Иня Большое село. В тридцатые годы здесь была большая Ининская автобаза, школа механизаторов и шофёров. Профессия тракториста и шофёра была в то время самой популярной на Алтае. В районе Ини также много архитектурных памятников, курганов. Могил. Древние оросительные каналы даже реставрированы в Советское время.
За Инёй мы несколько отдалились от Катуни, затем снова подошли к ней. Справа висячий мост через Катунь. Дорога к селу Инегень и далее по тропе к Тюнгуру и Белухе. Этот маршрут нас будет ждать до 1994 года, когда двенадцать членов КЛБ «Восток» и примкнувшие к нам новосибирец и заринец совершим пробег от Семинского перевала через Иню – Инегень – Тюнгур – Терехтинский хребет – Куладу – Каракол и обратно на Семинский перевал. Тогда за семь дней мы преодолели 370 километров как по Чуйскому тракту, так и по откровенному бездорожью — конским и козьим тропам. Это был один из самых сложных пробегов организованных нами за все годы.
Но это впереди, а пока мы с Мишей, не ведая о будущих проблемах, отмеряли километр за километром. Спуск — и снова Катунь расплёскивает свои брызги буквально нам на ноги. Подъём вверх, красивый и весьма крутой. С вершины эго перевала замечательный вид: Катунь уходит вправо, узкая дорожка вьётся вдоль неё. Кажется, что Катунь спешит к Белухе, хотя наоборот, она от неё убегает. Открывается достаточно большая долина. Слева, белой бурливой лентой в Катунь впадает знаменитая Чуя, дающая название Чуйскому тракту. В каком-то смысле здесь, а не в Бийске, начинается Чуйский тракт. Поднявшись на гору «Верблюжья Шейка» (Тее–Моин), сложенную из белого мрамора, дорога уходит в ущелье Чуи. Для Алтайцев слияние рек, также как вершины гор, перевалов – святые места. Места жительства горных духов. Хотя мы и не язычники, невольный трепет, восторг и почтение к этим местам мы ощущали всеми фибрами души.

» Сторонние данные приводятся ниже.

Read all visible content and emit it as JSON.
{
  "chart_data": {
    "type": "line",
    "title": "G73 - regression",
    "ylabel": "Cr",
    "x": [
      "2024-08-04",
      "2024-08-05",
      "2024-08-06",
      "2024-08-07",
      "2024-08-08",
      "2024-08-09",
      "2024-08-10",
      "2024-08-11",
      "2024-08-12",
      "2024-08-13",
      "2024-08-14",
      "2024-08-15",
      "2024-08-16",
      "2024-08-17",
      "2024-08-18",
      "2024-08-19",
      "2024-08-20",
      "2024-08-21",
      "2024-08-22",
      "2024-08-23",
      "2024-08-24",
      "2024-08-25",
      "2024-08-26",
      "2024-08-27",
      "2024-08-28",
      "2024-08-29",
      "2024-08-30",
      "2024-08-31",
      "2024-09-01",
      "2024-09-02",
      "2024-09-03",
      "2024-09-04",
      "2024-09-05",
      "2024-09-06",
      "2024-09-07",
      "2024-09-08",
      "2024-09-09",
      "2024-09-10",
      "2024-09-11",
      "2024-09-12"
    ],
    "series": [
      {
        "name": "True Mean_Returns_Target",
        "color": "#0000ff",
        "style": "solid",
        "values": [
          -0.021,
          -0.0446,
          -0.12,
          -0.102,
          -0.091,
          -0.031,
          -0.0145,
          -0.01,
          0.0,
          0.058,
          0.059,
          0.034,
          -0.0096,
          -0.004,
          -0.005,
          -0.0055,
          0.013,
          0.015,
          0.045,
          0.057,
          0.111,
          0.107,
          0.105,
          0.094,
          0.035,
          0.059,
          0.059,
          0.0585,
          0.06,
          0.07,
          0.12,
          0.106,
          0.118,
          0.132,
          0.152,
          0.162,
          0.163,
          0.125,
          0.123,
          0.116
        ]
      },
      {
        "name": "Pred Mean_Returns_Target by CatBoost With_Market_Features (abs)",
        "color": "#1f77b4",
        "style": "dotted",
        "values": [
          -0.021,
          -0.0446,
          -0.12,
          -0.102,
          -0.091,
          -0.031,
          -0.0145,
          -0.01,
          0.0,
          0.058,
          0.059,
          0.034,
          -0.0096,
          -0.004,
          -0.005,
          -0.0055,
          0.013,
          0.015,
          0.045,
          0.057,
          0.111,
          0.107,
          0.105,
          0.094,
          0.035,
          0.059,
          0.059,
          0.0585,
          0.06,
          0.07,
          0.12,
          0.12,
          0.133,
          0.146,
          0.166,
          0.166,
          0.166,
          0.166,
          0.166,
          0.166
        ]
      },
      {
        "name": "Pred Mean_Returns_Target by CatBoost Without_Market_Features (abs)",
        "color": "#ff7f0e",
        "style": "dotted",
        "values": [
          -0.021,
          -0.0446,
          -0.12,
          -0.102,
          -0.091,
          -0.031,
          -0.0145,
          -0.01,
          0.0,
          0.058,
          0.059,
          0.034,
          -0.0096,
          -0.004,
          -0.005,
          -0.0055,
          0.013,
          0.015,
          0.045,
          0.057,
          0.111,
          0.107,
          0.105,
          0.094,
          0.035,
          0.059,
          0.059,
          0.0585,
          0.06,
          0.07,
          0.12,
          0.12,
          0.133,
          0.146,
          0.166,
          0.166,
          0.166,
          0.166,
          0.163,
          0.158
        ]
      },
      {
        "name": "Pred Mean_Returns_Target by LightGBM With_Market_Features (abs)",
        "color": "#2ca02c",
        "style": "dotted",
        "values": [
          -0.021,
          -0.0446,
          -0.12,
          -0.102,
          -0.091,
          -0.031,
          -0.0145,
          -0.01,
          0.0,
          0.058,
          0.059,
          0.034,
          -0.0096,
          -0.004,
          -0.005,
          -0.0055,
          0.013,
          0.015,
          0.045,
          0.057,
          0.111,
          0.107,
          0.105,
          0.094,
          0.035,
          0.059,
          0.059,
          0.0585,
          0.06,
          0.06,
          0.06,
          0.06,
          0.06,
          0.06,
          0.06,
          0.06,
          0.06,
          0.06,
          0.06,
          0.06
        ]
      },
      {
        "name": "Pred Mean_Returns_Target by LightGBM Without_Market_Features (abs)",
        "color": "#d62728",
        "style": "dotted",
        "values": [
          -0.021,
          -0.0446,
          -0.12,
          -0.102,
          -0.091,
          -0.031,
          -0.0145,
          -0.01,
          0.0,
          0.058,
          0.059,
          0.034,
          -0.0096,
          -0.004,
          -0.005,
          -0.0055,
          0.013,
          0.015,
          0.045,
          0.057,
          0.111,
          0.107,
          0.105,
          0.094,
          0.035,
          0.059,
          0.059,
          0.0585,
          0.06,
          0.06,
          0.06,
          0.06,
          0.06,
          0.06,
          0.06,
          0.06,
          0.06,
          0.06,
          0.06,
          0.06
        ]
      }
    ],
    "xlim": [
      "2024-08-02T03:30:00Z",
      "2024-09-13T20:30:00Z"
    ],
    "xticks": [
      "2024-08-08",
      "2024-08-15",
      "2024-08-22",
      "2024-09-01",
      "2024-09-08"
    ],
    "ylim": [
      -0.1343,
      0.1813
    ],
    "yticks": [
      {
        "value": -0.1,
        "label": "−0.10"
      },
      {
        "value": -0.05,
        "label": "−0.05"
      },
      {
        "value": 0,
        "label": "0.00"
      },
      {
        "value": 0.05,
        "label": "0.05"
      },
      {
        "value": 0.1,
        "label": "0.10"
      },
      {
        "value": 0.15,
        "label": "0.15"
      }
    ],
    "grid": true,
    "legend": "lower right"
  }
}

Финишировали мы с Мишей вместе у нашего лагеря, на берегу Чуи. Гена Бычков проиграл нам 10 минут.
Чуя, в отличие от Катуни – белого цвета, от примесей, которые она несёт в себе. Она мельче Катуни, но свирепа неимоверно. Пороги, теснины, шум, рёв и грохот несёт в себе грозная Чуя. Самые сложные сплавы по рекам проходят на Алтае именно на Чуе. Это знаменитые «Чуя – ралли» и «Можой – ралли». Под шумную песню Чуи мы убаюкались довольно быстро в этот вечер усталые, но не теряющие оптимизма.
ДЕНЬ ДЕСЯТЫЙ
На этом этапе сошел казахский бегун Болат Абдурахманов. Он слишком «стремительно» пробежал через Чикет–Аман. Началось воспаление надкостницы голеней. Естественно, сказался последующий этап (44 км). Воспаление и боль стали невыносимыми. Болат не смог продолжать бег. Болат — интересный человек. Он очень дружелюбный и весёлый. В марафонский бег он пришёл своим путём. Длительное время занимался боксом. Мастер спорта СССР. Но поджали годы, а душа просит новизны. Вот и решил заняться бегом, но не оздоровительным, а марафонским! Он не только бегал, но и организовывал сам пробеги, в том числе и популярный в своё время Павлодарский марафон.
Этап этого дня был чрезвычайно интересным и интриговал нас со вчерашнего дня.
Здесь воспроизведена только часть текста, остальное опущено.